Abstract

Excessive buffer requirement to handle continuous-media playbacks is an impediment to cost- effective provisioning for on-line video retrieval. Given the skewed distribution of video popularity, it is expected that often there are concurrent playbacks of the same video file within a short time interval. This creates an opportunity to batch multiple requests and to service them with a single stream from the disk without violating the on-demand constraint. However, there is a need to keep data in memory between successive uses to do this. This leads to a buffer space trade-off between servicing a request in memory mode vs. servicing it in disk-mode. In this work, we develop a novel algorithm to minimize the buffer requirement to support a set of concurrent playbacks. One of the beauties of the proposed scheme is that it enables the server to dynamically adapt to the changing workload while minimizing the total buffer space requirement.

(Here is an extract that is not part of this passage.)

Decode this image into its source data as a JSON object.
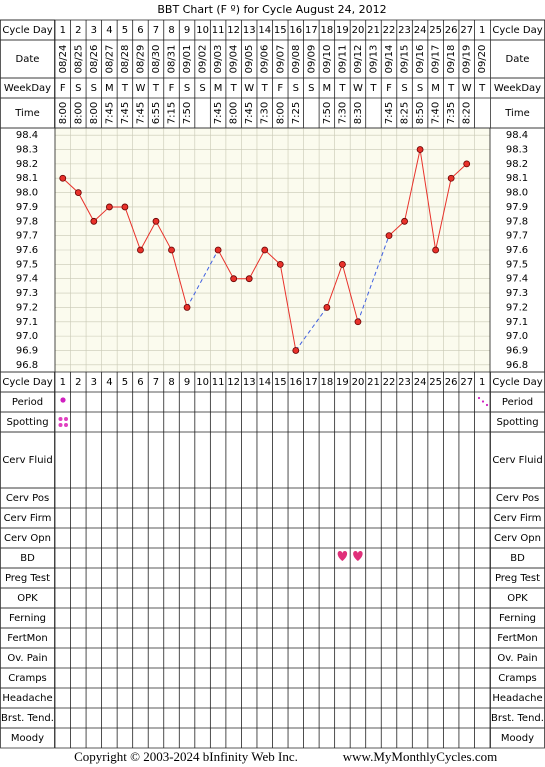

Our algorithm makes a significant contribution in decreasing the total buffer requirement, especially when the user access pattern is biased in favor of a small set of files. The idea of the proposed scheme is modeled in detail using an analytical formulation, and optimality of the algorithm is proved. An analytical framework is developed so that the proposed scheme can be used in combination with various existing disk-scheduling strategies. Our simulation results confirm that under certain circumstances, it is much more resource efficient to support some of the playbacks in memory mode and subsequently the proposed scheme enables the server to minimize the overall buffer space requirement.